Mohon tunggu...
Good Words
Good Words Mohon Tunggu... Penulis - Put Right Man on the Right Place

Pemerhati Bangsa

Selanjutnya

Tutup

Worklife

5 Strategi Mengelola Kecemasan Karyawan Saat Kembali ke Kantor

26 Juni 2020   07:03 Diperbarui: 26 Juni 2020   09:21 110
+
Laporkan Konten
Laporkan Akun
Kompasiana adalah platform blog. Konten ini menjadi tanggung jawab bloger dan tidak mewakili pandangan redaksi Kompas.
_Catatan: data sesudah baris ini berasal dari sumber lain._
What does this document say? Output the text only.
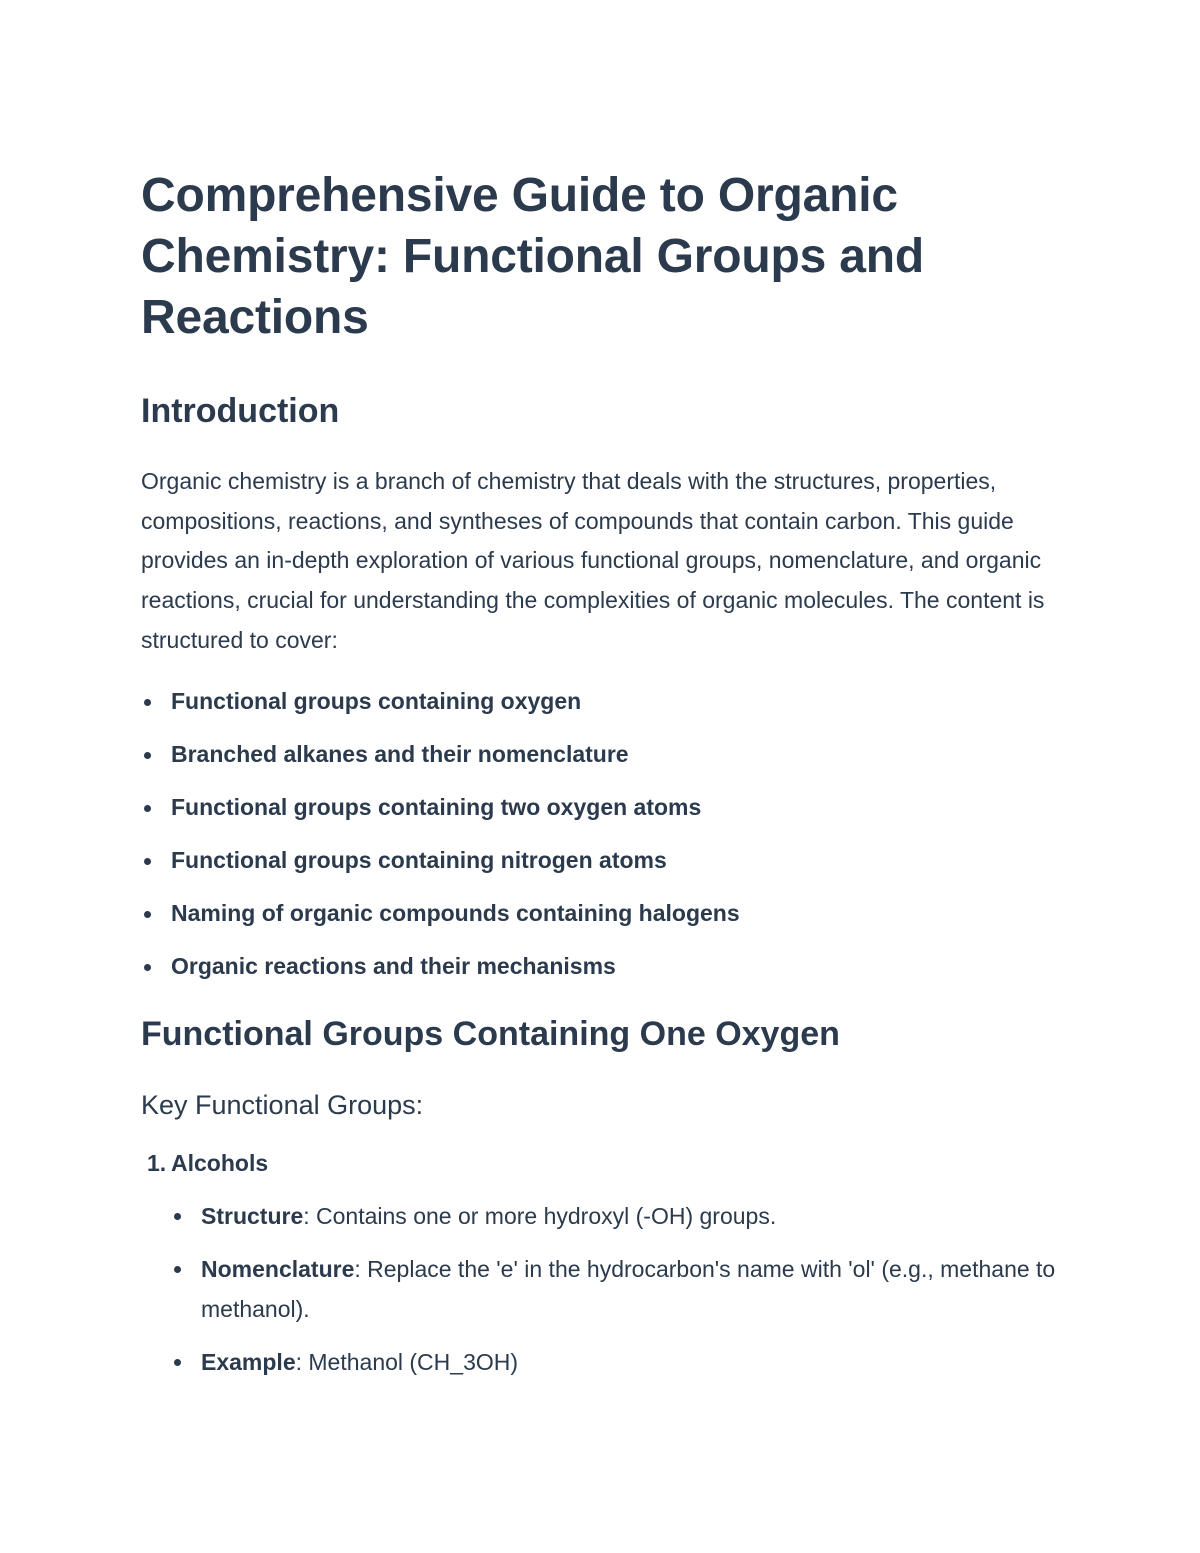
Comprehensive Guide to Organic Chemistry: Functional Groups and Reactions
Introduction

Organic chemistry is a branch of chemistry that deals with the structures, properties, compositions, reactions, and syntheses of compounds that contain carbon. This guide provides an in-depth exploration of various functional groups, nomenclature, and organic reactions, crucial for understanding the complexities of organic molecules. The content is structured to cover:

Functional groups containing oxygen
Branched alkanes and their nomenclature
Functional groups containing two oxygen atoms
Functional groups containing nitrogen atoms
Naming of organic compounds containing halogens
Organic reactions and their mechanisms
Functional Groups Containing One Oxygen
Key Functional Groups:
1. Alcohols
Structure: Contains one or more hydroxyl (-OH) groups.
Nomenclature: Replace the 'e' in the hydrocarbon's name with 'ol' (e.g., methane to methanol).
Example: Methanol (CH_3OH)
Karena beberapa daerah sudah  memberi lampu hijau untuk membuka kembali aktivitas ekonomi, semua pengusaha pastinya sedang memikirkan dan  mengembangkan rencana untuk membawa karyawan kembali bekerja dengan aman, memikirkan jadwal dengan hati-hati, konfigurasi tempat duduk, kebijakan pengunjung, penggunaan lift, pengiriman makanan, dan banyak lagi.

Walaupun masuknya kembali tenaga kerja tentu saja mencakup perencanaan logistik dan operasional, bukan hanya kesejahteraan fisik yang harus diperhitungkan oleh pengusaha. Yang tak kalah penting adalah bagaimana organisasi akan merespons kesehatan emosional dan psikologis karyawan yang sayangnya, jarang dibahas lebih jarang.

Kecemasan universal yang  saat ini terjadi dan ini memang sebuah reaksi alami terhadap keadaan yang tidak wajar dan masa depan yang tidak pasti. Hampir setengah dari karyawan khawatir bahwa majikan mereka akan membawa mereka kembali bekerja sebelum aman, menurut survei nasional oleh Weber Shandwick dan KRC Research. Lebih dari setengah khawatir tentang masa depan perusahaan tempat mereka bekerja dan pekerjaan mereka secara khusus.

Jika pengusaha tidak membahas sumber-sumber kecemasan ini dan membantu karyawan mengelola kesehatan mental mereka, membawa orang kembali bekerja tidak akan banyak membantu perusahaan kembali ke tingkat produktivitas dan keterlibatan sebelumnya.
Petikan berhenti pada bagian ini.